The advantages of employing broadband amplifiers that selectively apply electrical power to increase the output strength of input signals received within pre-specified frequency bands are desirable in many areas of electrical and electronic systems design, fabrication and use. In communications system technology, offered as one example and not intended as a limitation of the scope of the method of the present invention, the use of power amplifiers in transceiver architectures that provide signal amplification in frequency bands especially suited for the intended purpose of a system embodying a particular transceiver architecture offers many advantages. Firstly, the performance advantage of increasing signal strength primarily or essentially only in those frequency bands of interest to an intended user can be improved by knowledgeable power amplifier design. Secondly, conserving electrical power by expending energy primarily in providing the most desired output signal frequency bands reduces energy wastage, reduces cost of operations, and extends the time of effectiveness of an electrical battery or a capacitive source of electrical energy. Additional parameters of interest in a power amplifier design include (a.) reducing cost of components of the power amplifier circuit; (b.) reducing the required footprint and operating volume of the desired power amplifier circuit within its comprising system; (c.) imposing modest or little challenge in manufacturability of the desired power amplifier circuit within its comprising system; and (d.) imposing lower insertion loss performance by the desired power amplifier circuit upon its comprising system. It is understood that a reduction in insertion loss translates into an increased possible maximum output power, and thereby enables an improvement in overall power efficiency, of the comprising amplifier or transceiver.

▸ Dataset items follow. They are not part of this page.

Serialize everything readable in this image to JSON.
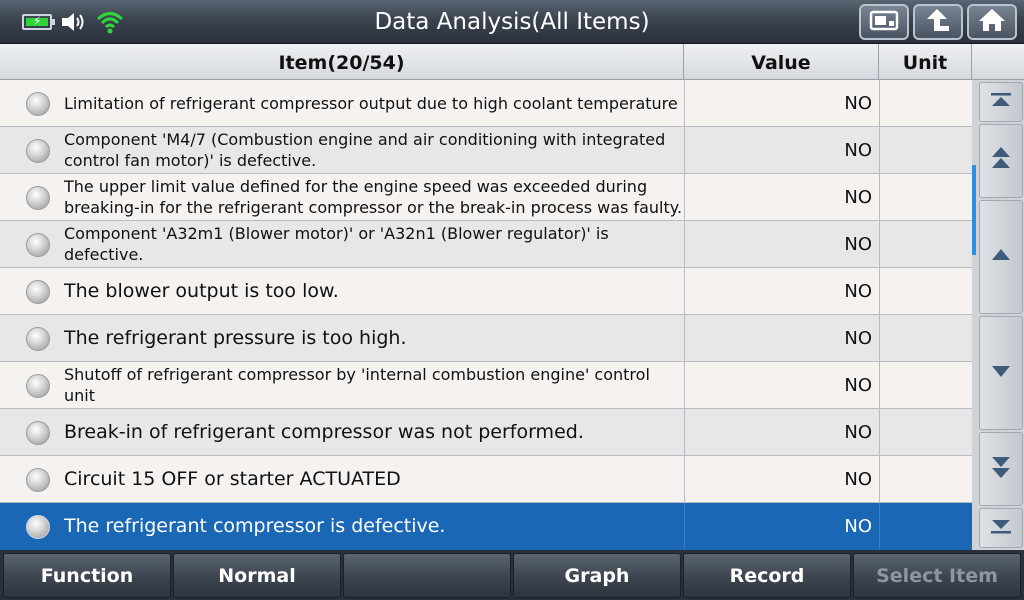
{
  "title": "Data Analysis(All Items)",
  "header": {
    "item": "Item(20/54)",
    "value": "Value",
    "unit": "Unit"
  },
  "status": {
    "battery_icon": "battery-charging-icon",
    "volume_icon": "speaker-icon",
    "wifi_icon": "wifi-icon"
  },
  "toolbar_icons": [
    "screenshot-icon",
    "back-arrow-icon",
    "home-icon"
  ],
  "rows": [
    {
      "item": "Limitation of refrigerant compressor output due to high coolant temperature",
      "value": "NO",
      "unit": ""
    },
    {
      "item": "Component 'M4/7 (Combustion engine and air conditioning with integrated control fan motor)' is defective.",
      "value": "NO",
      "unit": ""
    },
    {
      "item": "The upper limit value defined for the engine speed was exceeded during breaking-in for the refrigerant compressor or the break-in process was faulty.",
      "value": "NO",
      "unit": ""
    },
    {
      "item": "Component 'A32m1 (Blower motor)' or 'A32n1 (Blower regulator)' is defective.",
      "value": "NO",
      "unit": ""
    },
    {
      "item": "The blower output is too low.",
      "value": "NO",
      "unit": ""
    },
    {
      "item": "The refrigerant pressure is too high.",
      "value": "NO",
      "unit": ""
    },
    {
      "item": "Shutoff of refrigerant compressor by 'internal combustion engine' control unit",
      "value": "NO",
      "unit": ""
    },
    {
      "item": "Break-in of refrigerant compressor was not performed.",
      "value": "NO",
      "unit": ""
    },
    {
      "item": "Circuit 15 OFF or starter ACTUATED",
      "value": "NO",
      "unit": ""
    },
    {
      "item": "The refrigerant compressor is defective.",
      "value": "NO",
      "unit": ""
    }
  ],
  "selected_row": 9,
  "bottom": {
    "function": "Function",
    "normal": "Normal",
    "empty": "",
    "graph": "Graph",
    "record": "Record",
    "select_item": "Select Item"
  },
  "colors": {
    "selected_row": "#1a67b5",
    "battery": "#2fd43a",
    "wifi": "#2fd43a",
    "scroll_indicator": "#2d8fe0"
  }
}
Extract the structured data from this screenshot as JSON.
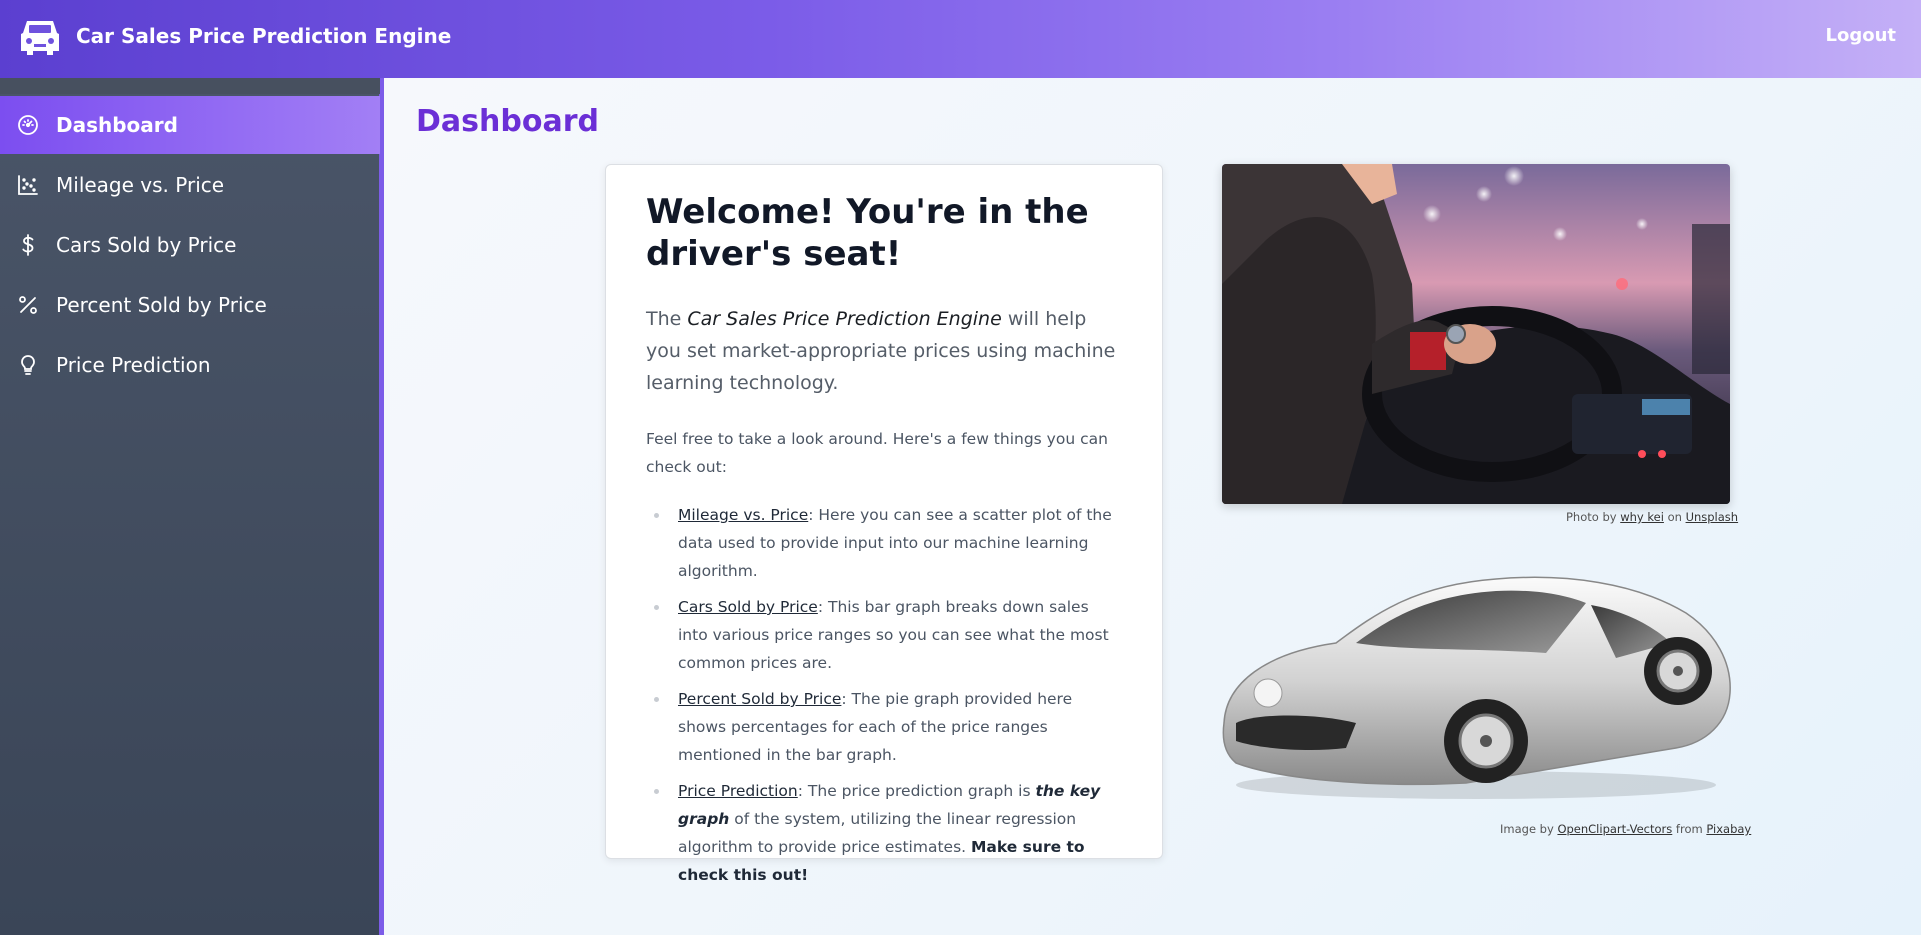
{
  "header": {
    "logo_icon": "car-icon",
    "title": "Car Sales Price Prediction Engine",
    "logout_label": "Logout"
  },
  "sidebar": {
    "items": [
      {
        "label": "Dashboard",
        "icon": "speedometer-icon",
        "active": true
      },
      {
        "label": "Mileage vs. Price",
        "icon": "scatter-chart-icon",
        "active": false
      },
      {
        "label": "Cars Sold by Price",
        "icon": "dollar-icon",
        "active": false
      },
      {
        "label": "Percent Sold by Price",
        "icon": "percent-icon",
        "active": false
      },
      {
        "label": "Price Prediction",
        "icon": "lightbulb-icon",
        "active": false
      }
    ]
  },
  "main": {
    "page_title": "Dashboard",
    "welcome": {
      "heading": "Welcome! You're in the driver's seat!",
      "lead_prefix": "The ",
      "lead_em": "Car Sales Price Prediction Engine",
      "lead_suffix": " will help you set market-appropriate prices using machine learning technology.",
      "intro": "Feel free to take a look around. Here's a few things you can check out:",
      "list": [
        {
          "link": "Mileage vs. Price",
          "text": ": Here you can see a scatter plot of the data used to provide input into our machine learning algorithm."
        },
        {
          "link": "Cars Sold by Price",
          "text": ": This bar graph breaks down sales into various price ranges so you can see what the most common prices are."
        },
        {
          "link": "Percent Sold by Price",
          "text": ": The pie graph provided here shows percentages for each of the price ranges mentioned in the bar graph."
        },
        {
          "link": "Price Prediction",
          "text_a": ": The price prediction graph is ",
          "emph": "the key graph",
          "text_b": " of the system, utilizing the linear regression algorithm to provide price estimates. ",
          "strong": "Make sure to check this out!"
        }
      ]
    },
    "photo_caption": {
      "prefix": "Photo by ",
      "author": "why kei",
      "mid": " on ",
      "source": "Unsplash"
    },
    "car_caption": {
      "prefix": "Image by ",
      "author": "OpenClipart-Vectors",
      "mid": " from ",
      "source": "Pixabay"
    }
  },
  "colors": {
    "accent": "#7c4ef0",
    "title": "#6b2fd6",
    "sidebar_bg": "#3f4a5c"
  }
}
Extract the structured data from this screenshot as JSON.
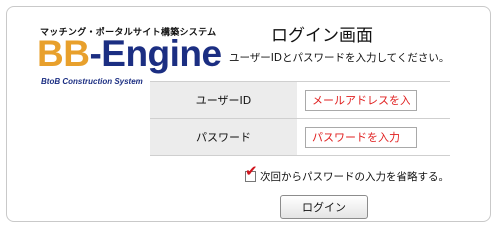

Broadband power amplifiers in wireless communications systems preferably present transistor power matching over large frequency ranges. Furthermore, it is generally desirable in electronic systems adapted to transmit radio waves that a power amplifier present an impedance match having a radio characteristic impedance, e.g., 50 ohm or 75 ohm, to any coupled transistor impedance, wherein the target impedance is usually low ohmic due that may be caused by a high capacitive impedance resulting from by a relatively large transistor having a high drain current.
Prior art power amplifiers often use transformer topologies to generate a 180° phase shift and provide impedance matching. The prior art design approach to high frequency and broadband coverage includes applying topologies that include Ruthroff circuits and/or Guanella structures. These prior art circuits are usually used for broadband transform and deliver a four to ten impedance value obtained with a penalty up to 2 dB of insertion losses.
Some prior art alternatives provide cascaded transformers intended to optimize the phase shift in a first stage and then a transformer impedance characteristic in a second stage. As the mains terminal capacitors cause a low ohmic impedance of the power amplifier transistors, some designs use cascade structures to reduce the input or output capacitor in reliance upon the well-known Miller effect. The total resulting impedance of prior art power amplifiers may then be improved by introduction and use of a feedback network which reduces the power gain of the amplifier.
The prior art fails to offer optimized power amplifier designs that apply band pass filtering techniques and circuits that at least partially compensate for any performance effect imposed by the inclusion of simplified transformer elements within a power amplifier circuit.